Retailers’ stocks took a fresh beating on Tuesday, after Target cut its quarterly profit margin forecast.
More broadly, the S&P 500 Retailing index is down about 25% for the year, outpacing the 14% decline in the benchmark S&P 500 as consumers shift their spending amid soaring inflation.
While picking a bottom in nearly any area of the equity market has been a treacherous affair this year, trades in the options market show some investors may be trying to do so with the recent selloff in retail stocks.
A $1.8 million sale of July 145 Target puts on May 31 is one example of traders betting on relief for retailers. A put seller stands to gain if the stock ceases to fall or rebounds.
Separately, on Tuesday, Macy’s drew a buyer of 10,000 call options worth about $1 million, betting the stock will climb nearly 20% by mid-August.

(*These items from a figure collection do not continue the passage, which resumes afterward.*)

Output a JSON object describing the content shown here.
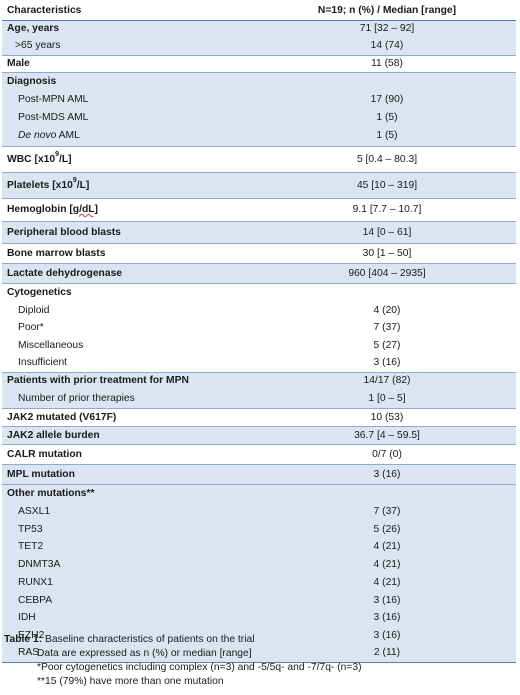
{
  "header": {
    "characteristic": "Characteristics",
    "value": "N=19; n (%) / Median [range]"
  },
  "rows": [
    {
      "label": "Age, years",
      "value": "71 [32 – 92]",
      "bold": true,
      "shade": true,
      "group_start": true,
      "h": 17
    },
    {
      "label": ">65 years",
      "value": "14 (74)",
      "indent": "ind2",
      "shade": true,
      "h": 18
    },
    {
      "label": "Male",
      "value": "11 (58)",
      "bold": true,
      "shade": false,
      "group_start": true,
      "h": 17
    },
    {
      "label": "Diagnosis",
      "value": "",
      "bold": true,
      "shade": true,
      "group_start": true,
      "h": 19
    },
    {
      "label": "Post-MPN AML",
      "value": "17 (90)",
      "indent": "ind",
      "shade": true,
      "h": 17
    },
    {
      "label": "Post-MDS AML",
      "value": "1 (5)",
      "indent": "ind",
      "shade": true,
      "h": 18
    },
    {
      "label_parts": [
        "De novo",
        " AML"
      ],
      "value": "1 (5)",
      "indent": "ind",
      "italic_first": true,
      "shade": true,
      "h": 20
    },
    {
      "label_html": "wbc",
      "label_a": "WBC [x10",
      "label_sup": "9",
      "label_b": "/L]",
      "value": "5 [0.4 – 80.3]",
      "bold": true,
      "shade": false,
      "group_start": true,
      "h": 26
    },
    {
      "label_html": "plt",
      "label_a": "Platelets [x10",
      "label_sup": "9",
      "label_b": "/L]",
      "value": "45 [10 – 319]",
      "bold": true,
      "shade": true,
      "group_start": true,
      "h": 26
    },
    {
      "label_html": "hgb",
      "label_a": "Hemoglobin ",
      "label_ul": "[g/dL]",
      "value": "9.1 [7.7 – 10.7]",
      "bold": true,
      "shade": false,
      "group_start": true,
      "h": 23
    },
    {
      "label": "Peripheral blood blasts",
      "value": "14 [0 – 61]",
      "bold": true,
      "shade": true,
      "group_start": true,
      "h": 22
    },
    {
      "label": "Bone marrow blasts",
      "value": "30 [1 – 50]",
      "bold": true,
      "shade": false,
      "group_start": true,
      "h": 20
    },
    {
      "label": "Lactate dehydrogenase",
      "value": "960 [404 – 2935]",
      "bold": true,
      "shade": true,
      "group_start": true,
      "h": 20
    },
    {
      "label": "Cytogenetics",
      "value": "",
      "bold": true,
      "shade": false,
      "group_start": true,
      "h": 19
    },
    {
      "label": "Diploid",
      "value": "4 (20)",
      "indent": "ind",
      "shade": false,
      "h": 17
    },
    {
      "label": "Poor*",
      "value": "7 (37)",
      "indent": "ind",
      "shade": false,
      "h": 17
    },
    {
      "label": "Miscellaneous",
      "value": "5 (27)",
      "indent": "ind",
      "shade": false,
      "h": 18
    },
    {
      "label": "Insufficient",
      "value": "3 (16)",
      "indent": "ind",
      "shade": false,
      "h": 18
    },
    {
      "label": "Patients with prior treatment for MPN",
      "value": "14/17 (82)",
      "bold": true,
      "shade": true,
      "group_start": true,
      "h": 17
    },
    {
      "label": "Number of prior therapies",
      "value": "1 [0 – 5]",
      "indent": "ind",
      "shade": true,
      "h": 19
    },
    {
      "label": "JAK2 mutated (V617F)",
      "value": "10 (53)",
      "bold": true,
      "shade": false,
      "group_start": true,
      "h": 18
    },
    {
      "label": "JAK2 allele burden",
      "value": "36.7 [4 – 59.5]",
      "bold": true,
      "shade": true,
      "group_start": true,
      "h": 18
    },
    {
      "label": "CALR mutation",
      "value": "0/7 (0)",
      "bold": true,
      "shade": false,
      "group_start": true,
      "h": 20
    },
    {
      "label": "MPL mutation",
      "value": "3 (16)",
      "bold": true,
      "shade": true,
      "group_start": true,
      "h": 20
    },
    {
      "label": "Other mutations**",
      "value": "",
      "bold": true,
      "shade": true,
      "group_start": true,
      "h": 19
    },
    {
      "label": "ASXL1",
      "value": "7 (37)",
      "indent": "ind",
      "shade": true,
      "h": 17
    },
    {
      "label": "TP53",
      "value": "5 (26)",
      "indent": "ind",
      "shade": true,
      "h": 18
    },
    {
      "label": "TET2",
      "value": "4 (21)",
      "indent": "ind",
      "shade": true,
      "h": 17
    },
    {
      "label": "DNMT3A",
      "value": "4 (21)",
      "indent": "ind",
      "shade": true,
      "h": 18
    },
    {
      "label": "RUNX1",
      "value": "4 (21)",
      "indent": "ind",
      "shade": true,
      "h": 18
    },
    {
      "label": "CEBPA",
      "value": "3 (16)",
      "indent": "ind",
      "shade": true,
      "h": 18
    },
    {
      "label": "IDH",
      "value": "3 (16)",
      "indent": "ind",
      "shade": true,
      "h": 17
    },
    {
      "label": "EZH2",
      "value": "3 (16)",
      "indent": "ind",
      "shade": true,
      "h": 18
    },
    {
      "label": "RAS",
      "value": "2 (11)",
      "indent": "ind",
      "shade": true,
      "h": 18
    }
  ],
  "caption": {
    "label": "Table 1:",
    "line1": " Baseline characteristics of patients on the trial",
    "line2": "Data are expressed as n (%) or median [range]",
    "line3": "*Poor cytogenetics including complex (n=3) and -5/5q- and -7/7q- (n=3)",
    "line4": "**15 (79%) have more than one mutation"
  }
}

“I would say investors are trying to pick a bottom ever since the big sell off mid-May,” said Chris Murphy, co-head of derivative strategy at Susquehanna, adding that he has noted similar trades in the options of Walmart, Gap and Target.
Target shares are off 33% this year, Walmart is down 16% and Gap is off 40%.
Target, Walmart and Abercrombie & Fitch are attractive put-selling names for investors who expect the stocks’ recent underperformance to abate, Goldman Sachs said in a note on Monday.
Some analysts believe a few of the battered retail names have become more attractive after their declines.
Seth Golden, president of investment research firm Finom Group, said issues such as supply line pressures are likely to ease and consumer spending habits to normalize within the next six months. On Tuesday, Golden bought TJX Companies as the stock dipped below $60.
“Valuations have compressed enough to begin buying in these names,” he said.